Mientras un cortejo de dignatarios indignados se volvía, el mentor declaró:
- ¿Ves?, hago bien repetirlo. ¡Mi consejo no es tan fácil de poner en práctica!
Un momento de cólera es quemar en un instante
la madera acumulada desde hace mucho tiempo.
Fauliot, Pascal, Cuentos de los sabios taoístas, José Pedro Tosaus (trad.), Barcelona, Paidós, 2007, pp. 137-139.
La cólera no es algo de lo que avergonzarse, aunque en la portada de ese libro ponga "cuentos de sabios taoístas". Yo también soy sabio y te digo que la cólera misma, de vez en cuando, alimenta la paz de uno mismo. ¡Hay que comer de todo, niña! Y a veces hay que poner a los pesados en su sitio, aunque luego esos mismos pesados cuenten cuentos acerca de cómo es uno. Si yo fuera el joven funcionario del cuento que colgaste, cogería del brazo al viejo para que él mismo predicase con el ejemplo a ver qué tal se le daba. Tengo, por parte de mi padre, sangre de la cuenca -es de la Pola- y, como León Felipe, me sé todos los cuentos.
ResponderEliminarYa veo que eres buen hijo de la Pola y que por tus venas corren "gotas de sangre jacobina". Por eso, porque a mi también me dan ganas de coger al mandarín consejero y hacerle callar, he puesto el cuento, porque ofrece una visión contraria a lo que creo que haríamos la mayoría de todos nosotros. Pero en China... todo es diferente.Más adelante contaré una de las anécdotas de cómo allí está mal vista la cólera y sobre todo, el protestar. Es de mala educación. A mi me han mirado fatal, precisalmente por esto, pero esta anécdota la contaré más adelante. Es un tema del que da mucho que hablar. Gracias por tu comentario. Catarina
ResponderEliminarNo hay de qué. Pero independientemente de lo que está bien visto en China insisto en que no hay que reprimirse. Moderación y educación (y adaptación al entorno) siempre; represión y abdicación, jamás. Si algún comportamiento es verdaderamente irritante, ¿qué hay de malo en irritarse y plantar cara a quien sea? Si no lo haces, te pisan. A mí me parece hermoso cuando alguien pone en su sitio a otro con razón. Se ve, por lo que me dices, que en China, como en todas partes, aún tienen el prejuicio social de lo que es bueno y lo que es malo, pero yo digo que lo bueno y lo malo cualquiera sabe lo que es por instinto de la conciencia y por la más básica educación. No hay que hacer caso a nada más. Sólo la parte humana del hombre puede avergonzarse de su ira. Su parte divina, que la tiene, no se avergüenza de irritarse frente al mal, que tantos disfraces viste. En el cuento, el funcionario viejo se cree más listo y más sabio que nadie. Y, como dijo Sócrates, "sólo Dios es el verdadero sabio".

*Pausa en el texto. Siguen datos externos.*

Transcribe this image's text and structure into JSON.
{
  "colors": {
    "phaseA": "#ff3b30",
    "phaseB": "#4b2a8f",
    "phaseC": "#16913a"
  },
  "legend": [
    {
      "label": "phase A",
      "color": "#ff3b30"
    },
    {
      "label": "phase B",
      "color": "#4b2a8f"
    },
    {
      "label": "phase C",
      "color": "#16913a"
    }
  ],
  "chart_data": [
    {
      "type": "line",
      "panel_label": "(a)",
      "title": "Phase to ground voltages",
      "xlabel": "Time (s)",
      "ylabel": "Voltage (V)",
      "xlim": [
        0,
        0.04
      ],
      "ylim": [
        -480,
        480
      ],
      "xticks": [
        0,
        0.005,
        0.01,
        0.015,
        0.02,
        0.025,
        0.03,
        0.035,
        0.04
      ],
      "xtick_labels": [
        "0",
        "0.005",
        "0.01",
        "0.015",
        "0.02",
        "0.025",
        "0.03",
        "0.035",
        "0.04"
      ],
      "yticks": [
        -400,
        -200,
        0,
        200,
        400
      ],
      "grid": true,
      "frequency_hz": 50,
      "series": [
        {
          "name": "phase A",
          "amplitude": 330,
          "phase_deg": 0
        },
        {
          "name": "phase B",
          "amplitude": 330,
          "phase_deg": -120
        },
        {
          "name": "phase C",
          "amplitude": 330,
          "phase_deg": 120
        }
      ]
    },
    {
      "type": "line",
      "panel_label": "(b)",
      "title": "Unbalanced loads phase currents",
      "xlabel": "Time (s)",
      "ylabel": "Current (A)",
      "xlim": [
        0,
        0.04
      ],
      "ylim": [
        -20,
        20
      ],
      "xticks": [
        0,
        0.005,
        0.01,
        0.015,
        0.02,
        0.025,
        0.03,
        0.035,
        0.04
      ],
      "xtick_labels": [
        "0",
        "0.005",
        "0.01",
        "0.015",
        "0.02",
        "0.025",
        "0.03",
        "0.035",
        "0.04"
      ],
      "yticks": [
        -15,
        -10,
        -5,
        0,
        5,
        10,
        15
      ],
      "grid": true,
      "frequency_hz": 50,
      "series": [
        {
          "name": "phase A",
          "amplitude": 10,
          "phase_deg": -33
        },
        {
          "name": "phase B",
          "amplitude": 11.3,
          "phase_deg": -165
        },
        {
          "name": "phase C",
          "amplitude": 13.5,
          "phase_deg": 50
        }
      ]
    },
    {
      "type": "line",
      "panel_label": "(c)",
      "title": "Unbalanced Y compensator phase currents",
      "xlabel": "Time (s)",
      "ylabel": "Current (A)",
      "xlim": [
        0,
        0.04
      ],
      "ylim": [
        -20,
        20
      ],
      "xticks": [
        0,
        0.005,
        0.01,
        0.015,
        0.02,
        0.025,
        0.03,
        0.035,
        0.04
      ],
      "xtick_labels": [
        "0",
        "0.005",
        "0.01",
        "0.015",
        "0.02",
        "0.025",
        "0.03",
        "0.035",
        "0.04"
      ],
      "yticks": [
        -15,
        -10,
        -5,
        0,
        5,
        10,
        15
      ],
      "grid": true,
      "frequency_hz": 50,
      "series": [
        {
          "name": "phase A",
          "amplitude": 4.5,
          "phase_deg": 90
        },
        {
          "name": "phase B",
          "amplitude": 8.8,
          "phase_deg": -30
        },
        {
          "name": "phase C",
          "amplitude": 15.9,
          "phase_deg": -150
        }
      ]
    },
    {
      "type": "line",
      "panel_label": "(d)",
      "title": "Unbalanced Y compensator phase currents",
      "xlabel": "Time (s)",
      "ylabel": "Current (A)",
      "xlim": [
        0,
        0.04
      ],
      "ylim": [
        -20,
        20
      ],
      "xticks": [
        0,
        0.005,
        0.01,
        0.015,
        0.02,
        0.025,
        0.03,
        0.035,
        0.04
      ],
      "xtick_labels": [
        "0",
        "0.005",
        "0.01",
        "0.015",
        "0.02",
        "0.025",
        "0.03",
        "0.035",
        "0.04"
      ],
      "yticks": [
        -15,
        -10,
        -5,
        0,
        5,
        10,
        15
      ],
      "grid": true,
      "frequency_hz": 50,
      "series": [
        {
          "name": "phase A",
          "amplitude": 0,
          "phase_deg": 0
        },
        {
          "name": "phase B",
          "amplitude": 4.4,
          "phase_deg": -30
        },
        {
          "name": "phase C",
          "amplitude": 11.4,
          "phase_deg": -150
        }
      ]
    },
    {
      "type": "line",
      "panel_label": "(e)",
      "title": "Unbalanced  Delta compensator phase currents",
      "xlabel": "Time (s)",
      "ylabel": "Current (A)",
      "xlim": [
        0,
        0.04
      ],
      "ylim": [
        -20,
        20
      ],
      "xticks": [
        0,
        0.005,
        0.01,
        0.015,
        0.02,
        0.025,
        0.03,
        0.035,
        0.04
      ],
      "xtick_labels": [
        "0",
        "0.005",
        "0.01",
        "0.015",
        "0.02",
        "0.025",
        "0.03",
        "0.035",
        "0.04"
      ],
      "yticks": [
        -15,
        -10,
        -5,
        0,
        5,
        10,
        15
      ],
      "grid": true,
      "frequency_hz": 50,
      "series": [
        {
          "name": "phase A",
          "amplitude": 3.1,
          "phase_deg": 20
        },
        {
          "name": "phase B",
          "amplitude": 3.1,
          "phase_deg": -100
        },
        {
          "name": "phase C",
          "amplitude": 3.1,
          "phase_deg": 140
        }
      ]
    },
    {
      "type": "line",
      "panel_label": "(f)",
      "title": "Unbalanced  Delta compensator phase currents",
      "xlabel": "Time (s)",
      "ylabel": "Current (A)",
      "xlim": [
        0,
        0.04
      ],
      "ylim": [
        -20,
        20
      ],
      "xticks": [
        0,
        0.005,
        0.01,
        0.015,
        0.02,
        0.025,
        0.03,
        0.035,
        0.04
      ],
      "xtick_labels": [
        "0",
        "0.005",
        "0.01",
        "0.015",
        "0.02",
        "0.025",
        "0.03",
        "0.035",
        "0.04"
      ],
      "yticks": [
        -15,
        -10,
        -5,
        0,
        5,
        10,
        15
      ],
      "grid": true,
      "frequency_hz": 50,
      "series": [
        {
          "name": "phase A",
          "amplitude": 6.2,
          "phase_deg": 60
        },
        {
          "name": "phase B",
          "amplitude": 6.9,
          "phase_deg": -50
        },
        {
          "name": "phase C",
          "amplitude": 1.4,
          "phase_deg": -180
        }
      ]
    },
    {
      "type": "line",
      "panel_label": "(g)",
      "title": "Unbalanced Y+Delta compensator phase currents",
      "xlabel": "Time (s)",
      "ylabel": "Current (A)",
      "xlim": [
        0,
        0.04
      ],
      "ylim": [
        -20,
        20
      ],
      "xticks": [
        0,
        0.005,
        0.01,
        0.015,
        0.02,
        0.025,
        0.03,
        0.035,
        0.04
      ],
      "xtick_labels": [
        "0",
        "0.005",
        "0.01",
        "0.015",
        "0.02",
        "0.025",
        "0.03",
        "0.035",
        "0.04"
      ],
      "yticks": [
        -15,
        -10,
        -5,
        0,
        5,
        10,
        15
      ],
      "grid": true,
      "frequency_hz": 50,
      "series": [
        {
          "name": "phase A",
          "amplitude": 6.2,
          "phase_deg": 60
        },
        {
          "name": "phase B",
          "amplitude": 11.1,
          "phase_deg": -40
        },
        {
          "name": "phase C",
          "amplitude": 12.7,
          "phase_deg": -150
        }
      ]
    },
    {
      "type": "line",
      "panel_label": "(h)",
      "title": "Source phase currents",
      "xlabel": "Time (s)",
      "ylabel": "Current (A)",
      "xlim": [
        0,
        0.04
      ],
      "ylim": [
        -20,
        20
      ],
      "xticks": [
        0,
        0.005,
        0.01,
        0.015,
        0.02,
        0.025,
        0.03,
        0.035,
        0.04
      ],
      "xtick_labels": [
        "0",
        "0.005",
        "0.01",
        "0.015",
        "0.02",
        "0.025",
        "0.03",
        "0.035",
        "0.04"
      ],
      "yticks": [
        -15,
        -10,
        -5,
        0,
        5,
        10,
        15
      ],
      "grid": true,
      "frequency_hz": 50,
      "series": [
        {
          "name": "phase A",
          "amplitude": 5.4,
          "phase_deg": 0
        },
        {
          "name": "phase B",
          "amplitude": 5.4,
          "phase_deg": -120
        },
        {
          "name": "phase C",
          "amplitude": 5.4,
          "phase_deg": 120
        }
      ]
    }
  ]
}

ResponderEliminarTe contaré una anécdota que me contó mi padre. Cuando él era un niño de diez o doce años, en las fiestas de no sé dónde -cerca de La Pola- pese a ser pequeñín se llevaba de calle (en su versión más inocente, supongo) a todas las chavalas. Pues bien, a La Pola fueron en su busca un grupo de niños; y al verlo solo cerca de su casa -frente al antiguo campo del Titánico- le dieron una paliza. Pero al poco mi padre empezó a ver, desde el suelo, que los siete u ocho niños que le estaban pegando empezaban a volar. Era mi abuelo, que pasaba por allí y les dio un sopapo con la mano abierta a cada uno. Evidentemente, aquellos niños no volvieron a por mi padre, que aprendió a defenderse además de a ligar. ¿No es una historia más hermosa que la del funcionario?